The Rococo period finds expression in interior design, i.e. in decoration and furniture. In painting, it is marked by compositions that feature lush vegetation and portrayals of country life together with many flirtatiously gallant scenes and a certain measure of eroticism. The vegetation is a motif that is executed in garden and woodland settings and in subdued colours with soft, dulcet tones. The end of Rococo coincides with the onset of the French Revolution in 1789.
The hallmarks of Sagunja painting are the values expressed by this particular form of art, which is also known as the “four gracious plants” or the “four gentlemen”. In Korean, Gunja is synonymous with the virtuous man who, in line with Confucian belief, paints beauty as part of his meditation. In the Confucian mentality, which has deep roots in the Joseon (or Chosŏn) dynasty (1392-1650) virtue is achieved by study, the practice of literature, and the adherence to a detailed code of obedience that structures the populace in social and political terms. In a more liberal version, the tradition of Sagunja painting would represent the four seasons, i.e. the passage of time, employing four flowers characteristic of such painting. This pictorial tradition began in China as early as the 10th Century and spread across all of Eastern Asia.
Cody Choi’s series follows a production process that combines digital technologies, printing techniques, oil painting (as a Western technique) and traditional methods that were utilized in Sagunja painting. The artist looks online for pictures and images representative of the Rococo aesthetic, which, once transformed by means of image-editing programmes into backgrounds for his paintings, are then printed on imitation marble and executed in oils. Over these layers of materials and styles Choi paints flowers, using traditional bamboo brushes such as are used for Asian lacquers. The result varies in accordance with the stylistic articulation of the relationship between figure and ground: in some works, the flower motifs are in the background and the figures in the foreground can be clearly perceived. In other works, the background tends to be blurred, with the effect that the typical “four plant” figures emerge against an explosion landscape. What is being sought after here is an abstract composition which demands that we the beholders should grasp its complex syntax involving manifold, fluctuating meanings.

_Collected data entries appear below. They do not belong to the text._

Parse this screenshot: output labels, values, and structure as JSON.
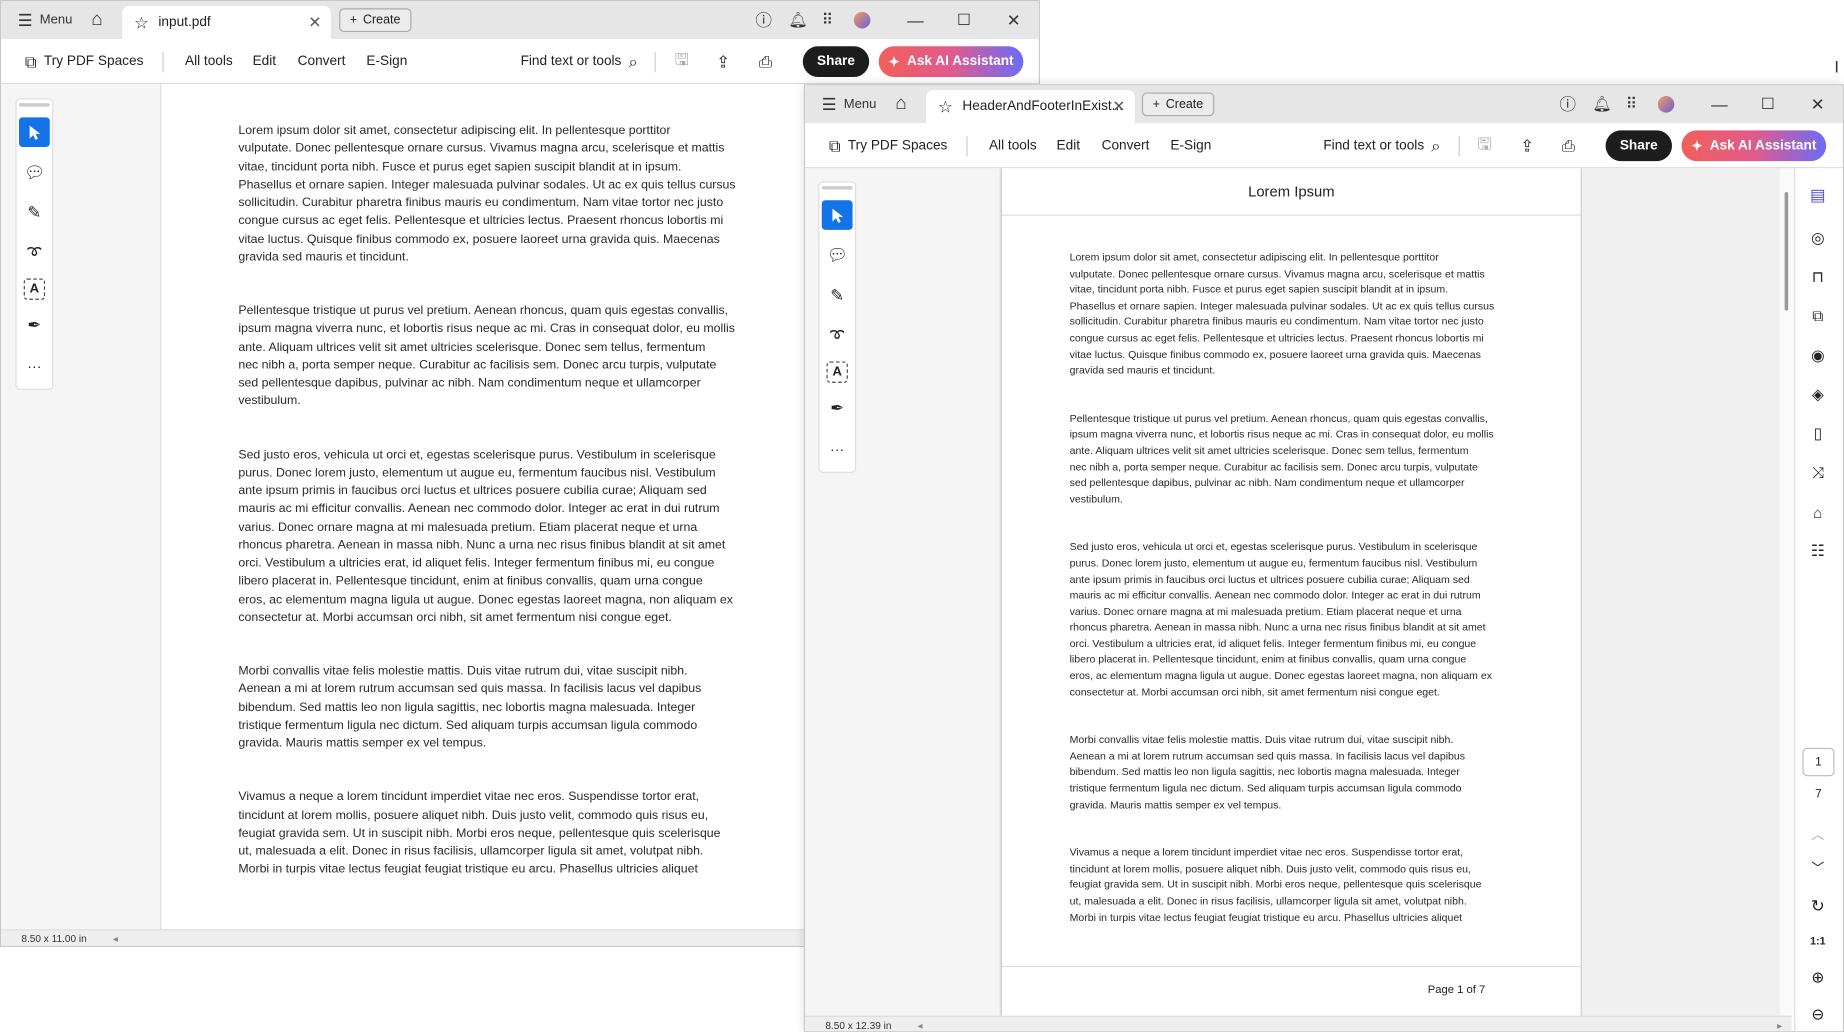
{
  "window1": {
    "menu_label": "Menu",
    "tab_title": "input.pdf",
    "create_label": "Create",
    "toolbar": {
      "try_spaces": "Try PDF Spaces",
      "all_tools": "All tools",
      "edit": "Edit",
      "convert": "Convert",
      "esign": "E-Sign",
      "find": "Find text or tools",
      "share": "Share",
      "ai": "Ask AI Assistant"
    },
    "page_size": "8.50 x 11.00 in"
  },
  "window2": {
    "menu_label": "Menu",
    "tab_title": "HeaderAndFooterInExist...",
    "create_label": "Create",
    "toolbar": {
      "try_spaces": "Try PDF Spaces",
      "all_tools": "All tools",
      "edit": "Edit",
      "convert": "Convert",
      "esign": "E-Sign",
      "find": "Find text or tools",
      "share": "Share",
      "ai": "Ask AI Assistant"
    },
    "page_header": "Lorem Ipsum",
    "page_footer": "Page 1 of 7",
    "current_page": "1",
    "total_pages": "7",
    "page_size": "8.50 x 12.39 in"
  },
  "colors": {
    "accent": "#1473e6",
    "ai_gradient_start": "#f0605a",
    "ai_gradient_end": "#6b6cf6",
    "share_bg": "#1d1d1d"
  },
  "document": {
    "paragraphs": [
      [
        "Lorem ipsum dolor sit amet, consectetur adipiscing elit. In pellentesque porttitor",
        "vulputate. Donec pellentesque ornare cursus. Vivamus magna arcu, scelerisque et mattis",
        "vitae, tincidunt porta nibh. Fusce et purus eget sapien suscipit blandit at in ipsum.",
        "Phasellus et ornare sapien. Integer malesuada pulvinar sodales. Ut ac ex quis tellus cursus",
        "sollicitudin. Curabitur pharetra finibus mauris eu condimentum. Nam vitae tortor nec justo",
        "congue cursus ac eget felis. Pellentesque et ultricies lectus. Praesent rhoncus lobortis mi",
        "vitae luctus. Quisque finibus commodo ex, posuere laoreet urna gravida quis. Maecenas",
        "gravida sed mauris et tincidunt."
      ],
      [
        "Pellentesque tristique ut purus vel pretium. Aenean rhoncus, quam quis egestas convallis,",
        "ipsum magna viverra nunc, et lobortis risus neque ac mi. Cras in consequat dolor, eu mollis",
        "ante. Aliquam ultrices velit sit amet ultricies scelerisque. Donec sem tellus, fermentum",
        "nec nibh a, porta semper neque. Curabitur ac facilisis sem. Donec arcu turpis, vulputate",
        "sed pellentesque dapibus, pulvinar ac nibh. Nam condimentum neque et ullamcorper",
        "vestibulum."
      ],
      [
        "Sed justo eros, vehicula ut orci et, egestas scelerisque purus. Vestibulum in scelerisque",
        "purus. Donec lorem justo, elementum ut augue eu, fermentum faucibus nisl. Vestibulum",
        "ante ipsum primis in faucibus orci luctus et ultrices posuere cubilia curae; Aliquam sed",
        "mauris ac mi efficitur convallis. Aenean nec commodo dolor. Integer ac erat in dui rutrum",
        "varius. Donec ornare magna at mi malesuada pretium. Etiam placerat neque et urna",
        "rhoncus pharetra. Aenean in massa nibh. Nunc a urna nec risus finibus blandit at sit amet",
        "orci. Vestibulum a ultricies erat, id aliquet felis. Integer fermentum finibus mi, eu congue",
        "libero placerat in. Pellentesque tincidunt, enim at finibus convallis, quam urna congue",
        "eros, ac elementum magna ligula ut augue. Donec egestas laoreet magna, non aliquam ex",
        "consectetur at. Morbi accumsan orci nibh, sit amet fermentum nisi congue eget."
      ],
      [
        "Morbi convallis vitae felis molestie mattis. Duis vitae rutrum dui, vitae suscipit nibh.",
        "Aenean a mi at lorem rutrum accumsan sed quis massa. In facilisis lacus vel dapibus",
        "bibendum. Sed mattis leo non ligula sagittis, nec lobortis magna malesuada. Integer",
        "tristique fermentum ligula nec dictum. Sed aliquam turpis accumsan ligula commodo",
        "gravida. Mauris mattis semper ex vel tempus."
      ],
      [
        "Vivamus a neque a lorem tincidunt imperdiet vitae nec eros. Suspendisse tortor erat,",
        "tincidunt at lorem mollis, posuere aliquet nibh. Duis justo velit, commodo quis risus eu,",
        "feugiat gravida sem. Ut in suscipit nibh. Morbi eros neque, pellentesque quis scelerisque",
        "ut, malesuada a elit. Donec in risus facilisis, ullamcorper ligula sit amet, volutpat nibh.",
        "Morbi in turpis vitae lectus feugiat feugiat tristique eu arcu. Phasellus ultricies aliquet"
      ]
    ]
  }
}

Choi’s oeuvre is closely linked to his biography. As has been remarked, he “emphasizes in his art the shift in values of a society of which he is a part but to which he does not feel that he belongs, whose values he helps to produce and at the same time rejects, whose mirror he both constructs and also smashes to smithereens”. After years of conceptional and critical exploration of the artistic medium, the transformation of techniques and materials, and taking flight from foreseeable styles or recognizable languages, the artist confronts his age and his history. Rococo and Sagunja are metaphors which serve to explain the complexity of the present beyond any aesthetic or functional conditions. History does not produce art, but without knowledge of history there is no development and no innovation and we are condemned to the eternal repetition of the same.

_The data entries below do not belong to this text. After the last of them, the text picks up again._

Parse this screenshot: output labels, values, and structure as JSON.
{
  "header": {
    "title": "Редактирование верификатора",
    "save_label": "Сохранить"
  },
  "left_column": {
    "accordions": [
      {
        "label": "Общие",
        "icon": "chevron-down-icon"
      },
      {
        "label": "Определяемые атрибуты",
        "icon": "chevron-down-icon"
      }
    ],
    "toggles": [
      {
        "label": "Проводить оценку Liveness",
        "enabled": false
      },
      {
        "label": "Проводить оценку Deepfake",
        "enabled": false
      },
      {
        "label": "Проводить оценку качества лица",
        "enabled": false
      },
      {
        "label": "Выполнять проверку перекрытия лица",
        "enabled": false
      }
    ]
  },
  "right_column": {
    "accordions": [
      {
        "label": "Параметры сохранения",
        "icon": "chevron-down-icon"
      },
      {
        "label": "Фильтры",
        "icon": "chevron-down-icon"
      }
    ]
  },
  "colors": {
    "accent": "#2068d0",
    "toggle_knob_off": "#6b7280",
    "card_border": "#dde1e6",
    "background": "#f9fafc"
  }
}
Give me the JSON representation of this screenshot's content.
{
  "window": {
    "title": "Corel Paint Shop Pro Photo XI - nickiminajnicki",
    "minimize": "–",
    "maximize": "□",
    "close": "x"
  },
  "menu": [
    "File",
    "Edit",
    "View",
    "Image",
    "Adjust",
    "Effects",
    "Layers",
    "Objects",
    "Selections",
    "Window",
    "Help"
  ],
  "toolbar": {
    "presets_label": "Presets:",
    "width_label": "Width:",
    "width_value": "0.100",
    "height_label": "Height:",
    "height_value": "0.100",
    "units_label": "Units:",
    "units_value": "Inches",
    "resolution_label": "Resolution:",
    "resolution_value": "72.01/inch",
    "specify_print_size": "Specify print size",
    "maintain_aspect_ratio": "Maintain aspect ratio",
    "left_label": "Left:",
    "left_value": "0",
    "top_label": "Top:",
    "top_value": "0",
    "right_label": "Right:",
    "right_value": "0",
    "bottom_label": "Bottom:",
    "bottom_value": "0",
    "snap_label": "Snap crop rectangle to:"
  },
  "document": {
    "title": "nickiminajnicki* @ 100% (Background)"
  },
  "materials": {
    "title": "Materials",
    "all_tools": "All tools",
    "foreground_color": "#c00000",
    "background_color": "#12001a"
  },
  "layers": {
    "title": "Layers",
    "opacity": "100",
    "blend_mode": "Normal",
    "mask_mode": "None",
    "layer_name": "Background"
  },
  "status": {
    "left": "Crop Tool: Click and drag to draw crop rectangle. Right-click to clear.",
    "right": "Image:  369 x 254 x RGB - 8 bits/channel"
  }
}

In his floor work “Queen Mother of the West: Olympia”, Cody Choi alludes to the mother goddess in Chinese religion and mythology, who is revered also in neighbouring Asian countries and has been attested since ancient times. Her very name betrays some of her most important qualities: she is royal, female and associated with the West. Dating back to oracle bone inscriptions from the 15th Century BCE which record sacrifices to a “female mother”, she is often associated with Taoism. The belief that she grants prosperity, longevity and eternal happiness emerged with the opening of the Silk Road during the Han Dynasty in the 2nd Century BCE.
The stuffed animals stand as sad creatures in contradiction of this mythical and mystical hope of global amelioration. Their dressing up and trivialized wildness with Nike attributes on a rolling wooden box constitute a bitter commentary on society. Choi himself states: “The fake NIKE® shoes were the gateway to the West. In the 1970s there were no NIKE® shoes in Korea, but we heard a good number of mythical stories about them. In the Korea of those days, NIKE® was the symbol for wealth. Thus many children painted the NIKE® symbol on their shoes and wore them. For a long time this was for me a kind of battle.”

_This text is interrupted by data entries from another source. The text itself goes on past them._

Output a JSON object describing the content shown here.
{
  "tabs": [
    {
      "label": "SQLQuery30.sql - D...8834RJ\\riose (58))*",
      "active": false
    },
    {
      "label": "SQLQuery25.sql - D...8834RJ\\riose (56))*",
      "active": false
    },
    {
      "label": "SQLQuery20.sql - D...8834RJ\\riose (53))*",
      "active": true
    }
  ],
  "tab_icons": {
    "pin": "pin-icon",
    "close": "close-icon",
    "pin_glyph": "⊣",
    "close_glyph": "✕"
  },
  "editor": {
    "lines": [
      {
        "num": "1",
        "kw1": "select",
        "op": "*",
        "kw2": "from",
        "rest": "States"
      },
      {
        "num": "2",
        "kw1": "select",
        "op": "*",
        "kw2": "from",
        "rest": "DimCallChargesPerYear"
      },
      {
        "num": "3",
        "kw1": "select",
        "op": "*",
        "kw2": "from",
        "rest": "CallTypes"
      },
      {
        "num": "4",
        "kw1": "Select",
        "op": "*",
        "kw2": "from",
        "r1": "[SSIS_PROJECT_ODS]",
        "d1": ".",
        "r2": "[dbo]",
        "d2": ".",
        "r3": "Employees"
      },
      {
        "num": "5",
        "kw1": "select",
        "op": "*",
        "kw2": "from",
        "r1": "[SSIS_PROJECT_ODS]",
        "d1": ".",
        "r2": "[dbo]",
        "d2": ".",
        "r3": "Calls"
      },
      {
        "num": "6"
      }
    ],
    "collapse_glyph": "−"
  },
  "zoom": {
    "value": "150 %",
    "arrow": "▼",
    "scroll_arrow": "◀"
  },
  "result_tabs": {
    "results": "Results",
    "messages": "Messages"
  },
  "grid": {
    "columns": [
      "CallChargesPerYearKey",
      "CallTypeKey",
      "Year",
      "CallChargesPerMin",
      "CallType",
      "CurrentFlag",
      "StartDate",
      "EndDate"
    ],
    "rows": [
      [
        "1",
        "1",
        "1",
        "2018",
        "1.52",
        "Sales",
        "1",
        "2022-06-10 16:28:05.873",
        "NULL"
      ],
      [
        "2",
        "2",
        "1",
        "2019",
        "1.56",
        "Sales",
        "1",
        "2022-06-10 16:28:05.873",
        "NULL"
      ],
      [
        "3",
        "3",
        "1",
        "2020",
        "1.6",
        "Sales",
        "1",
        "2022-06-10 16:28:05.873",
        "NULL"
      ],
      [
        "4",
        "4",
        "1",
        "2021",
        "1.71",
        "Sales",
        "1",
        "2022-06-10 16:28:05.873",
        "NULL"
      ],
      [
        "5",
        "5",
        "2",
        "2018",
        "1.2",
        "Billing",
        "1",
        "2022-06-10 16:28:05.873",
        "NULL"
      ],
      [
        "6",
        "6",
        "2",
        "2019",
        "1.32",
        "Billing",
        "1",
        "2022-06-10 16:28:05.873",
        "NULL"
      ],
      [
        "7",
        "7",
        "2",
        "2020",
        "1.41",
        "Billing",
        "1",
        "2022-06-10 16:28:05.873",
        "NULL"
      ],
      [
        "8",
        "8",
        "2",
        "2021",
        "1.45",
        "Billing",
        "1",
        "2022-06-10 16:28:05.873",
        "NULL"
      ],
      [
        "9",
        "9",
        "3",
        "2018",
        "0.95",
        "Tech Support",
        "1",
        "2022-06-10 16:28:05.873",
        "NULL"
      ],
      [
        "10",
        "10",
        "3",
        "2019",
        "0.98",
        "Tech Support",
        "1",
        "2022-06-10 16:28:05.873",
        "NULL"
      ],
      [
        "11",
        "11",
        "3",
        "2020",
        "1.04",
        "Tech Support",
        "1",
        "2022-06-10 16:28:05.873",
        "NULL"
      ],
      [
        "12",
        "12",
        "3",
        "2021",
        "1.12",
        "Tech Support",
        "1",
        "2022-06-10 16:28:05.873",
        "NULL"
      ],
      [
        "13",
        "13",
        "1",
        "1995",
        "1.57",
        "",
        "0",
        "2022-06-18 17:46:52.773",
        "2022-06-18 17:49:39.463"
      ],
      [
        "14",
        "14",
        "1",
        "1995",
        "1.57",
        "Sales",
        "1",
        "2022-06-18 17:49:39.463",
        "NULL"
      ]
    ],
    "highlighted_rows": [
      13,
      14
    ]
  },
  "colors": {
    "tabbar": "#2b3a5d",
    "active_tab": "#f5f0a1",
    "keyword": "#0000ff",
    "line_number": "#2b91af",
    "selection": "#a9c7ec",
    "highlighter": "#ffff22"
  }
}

In Choi’s exhibition Mr. Hard Mix Master - Noblesse Hybridige Series 3 at Meyer Riegger Berlin, the Olympia and the current, recent paintings form the framework for another piece in a completely different medium – immaterial, so to speak. Two floodlights, which Choi has carefully calibrated, mirror perfectly the condition of cultural hybridity with a further globally understood signifier added. The spotlight – also known as a ‘followspot’ – directs complete attention to something, to a person who, however, possibly has no wish to be in the spotlight at all: he or she is over-exposed.
Cody Choi puts his finger on the sore and sensitive areas of cultural differences, showing in a conceptual and sensitive way human lives lived between attribution and prejudice. Whether he deconstructs classics of art history and offers new readings of them, or examines his own identity as a problem of socialization and media manipulation, up to and including philosophical borrowings and the more profound search for sense in a capitalistically superficial world (on each occasion portraying a personally experienced difference), he always points out – beyond the physical, and even more psychological caesura, gulf or conflict between the cultures – what it is that our world suffers from. In our attempts to evaluate these works we face an insurmountable task, since our knowledge of Asian culture is restricted largely to the culinary or to literature in translation. Cody Choi, the Transformer of Worlds, takes us with him – marvelling and at a loss for words – on the journey that is his own.